Today, NOAA hydrographic ships are equipped with sophisticated multibeam echo sounders that survey large swaths of the ocean floor, collecting a tremendous volume of bathymetry (or depth) data. Multibeam technology can also collect water column and acoustic backscatter data. Water column information identifies targets between the surface and the seabed (such as fish). Acoustic backscatter data indicates the composition of the seabed. Once this extra water column and backscatter information is processed and combined with bathymetry, it can be used to indicate what types of habitats exist on and near the sea floor. Marine scientists use this information to aid in ecosystem planning and protection. Following are some examples of how multibeam sonar is used.
In 2017, NOAA Ship Rainier surveyed the nearshore areas of NOAA’s Channel Islands National Marine Sanctuary as part of the Southern California Seafloor Mapping Initiative. Up until 2017, about 25 percent of the sanctuary remained uncharted with modern technology (nearshore areas of the sanctuary were last surveyed using lead-line techniques in the 1930s). The ship used new multibeam echo sounders to collect bathymetry data to update nautical charts as well as generate backscatter imagery, which the sanctuary uses for habitat mapping. Today's technology helps improve nautical charts and navigation safety while also providing critical habitat data that the sanctuary needs to manage its resources.

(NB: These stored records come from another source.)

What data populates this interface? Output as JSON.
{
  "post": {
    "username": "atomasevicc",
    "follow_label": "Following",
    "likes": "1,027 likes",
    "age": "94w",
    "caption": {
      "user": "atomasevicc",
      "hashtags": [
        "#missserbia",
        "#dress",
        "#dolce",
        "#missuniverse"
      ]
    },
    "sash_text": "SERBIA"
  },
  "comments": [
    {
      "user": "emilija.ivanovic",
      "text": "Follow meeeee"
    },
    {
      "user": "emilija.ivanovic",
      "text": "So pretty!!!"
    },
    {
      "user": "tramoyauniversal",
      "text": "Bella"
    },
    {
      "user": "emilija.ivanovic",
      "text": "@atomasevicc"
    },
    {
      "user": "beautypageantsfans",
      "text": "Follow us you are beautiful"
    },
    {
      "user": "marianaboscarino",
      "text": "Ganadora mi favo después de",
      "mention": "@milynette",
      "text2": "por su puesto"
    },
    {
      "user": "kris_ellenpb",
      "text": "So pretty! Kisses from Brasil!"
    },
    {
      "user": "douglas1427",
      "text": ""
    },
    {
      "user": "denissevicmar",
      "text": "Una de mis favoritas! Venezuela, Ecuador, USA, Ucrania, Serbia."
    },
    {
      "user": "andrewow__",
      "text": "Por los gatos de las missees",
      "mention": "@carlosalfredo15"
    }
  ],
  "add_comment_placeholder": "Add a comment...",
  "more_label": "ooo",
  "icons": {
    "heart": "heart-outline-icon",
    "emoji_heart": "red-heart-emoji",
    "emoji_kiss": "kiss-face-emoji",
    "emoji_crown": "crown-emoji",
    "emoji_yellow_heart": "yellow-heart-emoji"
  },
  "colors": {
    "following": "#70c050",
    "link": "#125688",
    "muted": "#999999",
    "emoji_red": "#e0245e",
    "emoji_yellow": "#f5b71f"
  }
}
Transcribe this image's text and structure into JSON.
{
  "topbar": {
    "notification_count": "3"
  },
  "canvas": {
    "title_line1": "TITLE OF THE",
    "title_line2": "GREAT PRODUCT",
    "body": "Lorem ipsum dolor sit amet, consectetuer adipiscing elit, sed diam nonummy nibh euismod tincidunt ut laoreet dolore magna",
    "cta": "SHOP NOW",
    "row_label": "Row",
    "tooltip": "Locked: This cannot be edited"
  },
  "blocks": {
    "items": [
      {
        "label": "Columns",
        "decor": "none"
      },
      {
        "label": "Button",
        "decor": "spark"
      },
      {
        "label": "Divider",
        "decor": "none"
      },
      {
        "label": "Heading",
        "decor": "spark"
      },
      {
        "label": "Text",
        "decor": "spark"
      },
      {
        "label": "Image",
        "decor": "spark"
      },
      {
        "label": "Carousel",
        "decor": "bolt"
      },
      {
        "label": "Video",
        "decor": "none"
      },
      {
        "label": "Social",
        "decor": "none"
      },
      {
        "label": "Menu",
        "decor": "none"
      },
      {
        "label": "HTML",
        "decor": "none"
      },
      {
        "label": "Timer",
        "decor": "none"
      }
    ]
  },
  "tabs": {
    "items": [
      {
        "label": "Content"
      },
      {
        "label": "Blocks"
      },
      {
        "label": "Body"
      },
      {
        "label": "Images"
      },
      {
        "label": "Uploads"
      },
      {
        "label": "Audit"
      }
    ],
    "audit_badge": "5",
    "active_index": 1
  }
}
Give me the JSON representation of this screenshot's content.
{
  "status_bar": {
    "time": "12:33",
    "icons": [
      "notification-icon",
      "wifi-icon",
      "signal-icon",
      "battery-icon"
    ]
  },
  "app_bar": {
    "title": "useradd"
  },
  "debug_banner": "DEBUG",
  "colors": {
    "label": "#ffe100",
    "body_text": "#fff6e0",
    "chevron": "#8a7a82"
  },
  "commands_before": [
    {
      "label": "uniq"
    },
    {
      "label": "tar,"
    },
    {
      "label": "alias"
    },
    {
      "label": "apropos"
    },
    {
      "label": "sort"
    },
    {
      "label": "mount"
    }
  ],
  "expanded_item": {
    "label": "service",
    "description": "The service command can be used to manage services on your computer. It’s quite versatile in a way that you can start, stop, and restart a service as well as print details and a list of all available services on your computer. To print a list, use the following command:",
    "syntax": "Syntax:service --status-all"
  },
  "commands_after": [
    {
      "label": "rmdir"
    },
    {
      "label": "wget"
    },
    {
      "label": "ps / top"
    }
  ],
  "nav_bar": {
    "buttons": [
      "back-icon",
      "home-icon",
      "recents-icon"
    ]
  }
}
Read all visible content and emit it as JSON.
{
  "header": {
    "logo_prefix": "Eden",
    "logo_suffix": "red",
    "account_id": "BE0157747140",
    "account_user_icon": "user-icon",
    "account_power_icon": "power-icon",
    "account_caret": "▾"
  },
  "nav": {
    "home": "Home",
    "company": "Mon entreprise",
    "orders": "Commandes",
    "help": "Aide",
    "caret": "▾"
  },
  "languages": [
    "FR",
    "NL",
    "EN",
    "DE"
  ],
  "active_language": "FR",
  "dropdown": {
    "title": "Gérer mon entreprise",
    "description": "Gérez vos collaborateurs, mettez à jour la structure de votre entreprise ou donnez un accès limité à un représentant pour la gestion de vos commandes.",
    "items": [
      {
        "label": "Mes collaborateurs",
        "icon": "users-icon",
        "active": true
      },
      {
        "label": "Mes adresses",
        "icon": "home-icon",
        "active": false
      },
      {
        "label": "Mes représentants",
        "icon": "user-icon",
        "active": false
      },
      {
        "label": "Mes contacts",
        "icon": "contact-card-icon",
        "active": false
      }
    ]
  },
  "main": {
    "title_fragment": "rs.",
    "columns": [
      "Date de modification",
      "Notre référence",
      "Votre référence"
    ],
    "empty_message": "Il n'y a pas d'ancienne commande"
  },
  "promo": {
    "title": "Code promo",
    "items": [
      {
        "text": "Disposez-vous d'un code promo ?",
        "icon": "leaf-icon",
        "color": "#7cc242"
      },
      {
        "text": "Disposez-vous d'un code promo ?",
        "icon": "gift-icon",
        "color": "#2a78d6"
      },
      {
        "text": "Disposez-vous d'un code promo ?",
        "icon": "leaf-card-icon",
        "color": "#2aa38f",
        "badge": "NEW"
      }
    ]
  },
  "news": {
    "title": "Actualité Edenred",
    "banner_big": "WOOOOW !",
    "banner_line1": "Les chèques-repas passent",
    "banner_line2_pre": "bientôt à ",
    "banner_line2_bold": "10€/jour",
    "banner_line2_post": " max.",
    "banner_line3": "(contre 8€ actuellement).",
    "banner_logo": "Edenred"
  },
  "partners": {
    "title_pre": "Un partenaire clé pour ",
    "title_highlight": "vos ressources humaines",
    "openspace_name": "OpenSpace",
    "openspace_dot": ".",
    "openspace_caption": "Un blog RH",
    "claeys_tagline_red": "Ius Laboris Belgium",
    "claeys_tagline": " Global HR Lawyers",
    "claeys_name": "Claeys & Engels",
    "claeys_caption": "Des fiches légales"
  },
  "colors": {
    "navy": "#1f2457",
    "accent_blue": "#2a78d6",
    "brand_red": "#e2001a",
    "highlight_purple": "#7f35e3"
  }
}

In 2017, NOAA Ship Fairweather surveyed a portion of the Queen Charlotte-Fairweather fault system on the U.S.-Canadian border. The ship surveyed an area west of the Dixon Entrance, a Pacific strait located between Alaska and British Columbia. The survey, done at the request of the U.S. Geological Survey and California State University, supported earthquake, tsunami, and storm surge readiness for coastal communities in the region. The Fairweather characterized both the sea floor and the water column using its mulitbeam echo sounder. The detailed images show the main fault line as well as a mud volcano and associated gases emitting from the sea floor.
In 2016, NOAA’s Office of Coast Survey and the National Centers for Coastal Ocean Science (NCCOS) collaborated to map the continental shelf near Wilmington, North Carolina, for navigation safety and habitat analysis to support ecosystem management and ocean planning. Past habitat surveys conducted by NCCOS were refined for charting. Scientists from Coast Survey, NCCOS, and the University of New Hampshire’s Center for Coastal and Ocean Mapping/Joint Hydrographic Center (UNH CCOM/JHC) refined best practices for the multi-objective mission. The researchers tested a bottom camera attached to a grab sampler prototype developed by UNH CCOM/JHC scientists. Bottom photos, sediment samples, backscatter, and bathymetry were collected to meet both habitat analysis and charting needs. The project opened discussions on how scientists can best collect data that meets multiple needs, and how sea-floor imagery can best be served to stakeholders.
In 2016, NOAA Ship Rainier surveyed the offshore areas of Olympic Coast National Marine Sanctuary as part of a project to better understand the bathymetry and habitats of Washington’s submarine canyons. The ship’s multibeam echo sounders collected swath bathymetry to update nautical charts while also collecting acoustic backscatter and water column data in support of coastal management efforts.
While NOAA's mission to survey the sea floor and update nautical charts has remained basically the same for centuries, the data NOAA hydrographic ships collect today is used for many purposes beyond hydrography. It's part of NOAA’s integrated ocean and coastal mapping process—an area is mapped once using high-tech multibeam sonar and other tools, and the collected data is used many times by researchers and scientists from various fields.